Tom was born May 9, 1930, in Newark, New Jersey to Maida Larew Kennedy and Thomas A.Kennedy. In 1957 He married Mathilde E. “Micki” McGeary in Jenkintown, PA. The couple had three children.

Prior to becoming a historian, Kennedy spent ten years as an officer in the U.S. Marine Corps.It would be his Marine Corps service that would initially take him to East Asia. Originally trained as a Chinese language specialist, he worked with the National Security Agency and served in Okinawa in the early 1960s. Having initially earned degrees at Villanova and Georgetown, Kennedy eventually enrolled at Columbia as a Ph.D. student working under the direction of the late C. Martin Wilbur. After completing his PhD at Columbia University in 1968, he accepted a position in the history department at Washington State University and moved with his family to Pullman,Washington in 1970.

A prolific scholar and translator, Tom Kennedy spent a considerable part of his professional life working in the field of early
Chinese industrialization, an effort which resulted in his first book
The Arms of Kiangnan: Modernization in the Chinese Ordnance Industry
, (Boulder, CO: Westview Press, 1978).

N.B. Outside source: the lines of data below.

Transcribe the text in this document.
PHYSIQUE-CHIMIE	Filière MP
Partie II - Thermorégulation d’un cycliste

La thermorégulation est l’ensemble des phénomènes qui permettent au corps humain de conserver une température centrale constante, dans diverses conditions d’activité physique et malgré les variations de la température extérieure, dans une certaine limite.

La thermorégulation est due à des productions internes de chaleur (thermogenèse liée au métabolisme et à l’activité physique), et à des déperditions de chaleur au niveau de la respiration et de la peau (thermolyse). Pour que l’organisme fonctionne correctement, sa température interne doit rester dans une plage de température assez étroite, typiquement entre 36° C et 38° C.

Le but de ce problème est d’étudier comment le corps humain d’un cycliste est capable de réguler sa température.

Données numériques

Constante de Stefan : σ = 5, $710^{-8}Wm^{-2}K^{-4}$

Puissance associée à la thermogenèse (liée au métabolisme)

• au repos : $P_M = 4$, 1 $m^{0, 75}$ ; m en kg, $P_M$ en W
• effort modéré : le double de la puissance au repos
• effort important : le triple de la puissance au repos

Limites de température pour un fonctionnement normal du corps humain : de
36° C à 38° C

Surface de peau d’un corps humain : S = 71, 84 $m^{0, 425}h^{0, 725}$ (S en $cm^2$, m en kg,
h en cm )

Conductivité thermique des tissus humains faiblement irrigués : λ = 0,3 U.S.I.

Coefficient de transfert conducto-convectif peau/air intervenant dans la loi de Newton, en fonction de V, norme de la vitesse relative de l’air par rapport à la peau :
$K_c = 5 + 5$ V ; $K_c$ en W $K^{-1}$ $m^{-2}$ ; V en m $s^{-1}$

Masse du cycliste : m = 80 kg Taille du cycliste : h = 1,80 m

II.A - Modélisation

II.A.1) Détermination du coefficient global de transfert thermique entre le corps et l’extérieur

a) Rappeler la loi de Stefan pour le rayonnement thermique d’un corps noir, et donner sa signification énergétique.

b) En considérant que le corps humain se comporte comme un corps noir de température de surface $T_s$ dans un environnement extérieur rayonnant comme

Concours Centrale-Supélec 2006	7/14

He also produced a significant number of articles including “Chang Chih-tung and the Struggle for Strategic Industrialization: The Establishment of the Hanyang Arsenal, 1884-1895,” Harvard Journal of Asiatic Studies
(1973), “The Kiangnan Arsenal 1895-1911: The Decentralized Bureaucracy Responds to Imperialism,” Ch’ing-shih wen-t’i
(1969) “Industrial Metamorphosis in the Self Strengthening Movement: Li Hung Chang and the Kiangnan Shipbuilding Program, Journal of the Institute for Chinese Studies , of the Chinese University of Hong Kong,“Self Strengthening: An Analysis Based on Some Recent Writings,
Ch’ing Shih Wen’tiand “China’s Nineteenth Century Military Industrialization: Achievements and Consequences” Institute of Modern History, Academia Sinica, Taipei (1998).

But Kennedy’s scholarship went far beyond issues associated with military modernization, working with his wife Micki Kennedy, he produced sophisticated and annotated translations of the memoirs of prominent late nineteenth and early 20th century Chinese women, ranging from of Testimony of a Confucian Woman: The Autobiography of Mrs. Nie Zeng Jifen, 1852-1942 (Athens, University of Georgia Press, 1993) to Confucian Feminist: Memoirs of Zeng Baosun (1893-1978). (American Philosophical Society, 2002)Working with his longtime friend Samuel C. Chu of Ohio State University he co-edited Madame Chiang Kai-shek and Her China (Signature Books 2005)

A superb teacher and graduate studies adviser, Kennedy mentored many graduate students over the years, among them Steven A. Leibo, of the Sage Colleges whose works on Prosper Giquel’s role in Chinese Self-Strengthening flowed directly out of the research paths Kennedy had pioneered and Robert R. Swartout, author of many works on East Asia including, Mandarins, Gunboats, and Power Politics: Owen Nickerson Denny and the International Rivalries in Korea
By the time he retired as a full professor in 2001, Kennedy had served as Interim Dean of the College of Liberal Arts and
Vice Provost for Instruction as well as in other administrative roles in the graduate school. He was also instrumental in developing Washington State University’s Asian Program, study programs in China and was one of the co-founders of the World Civilizations component of the General Education Program. Dr. Kennedy has been a member of the AAS since 1962.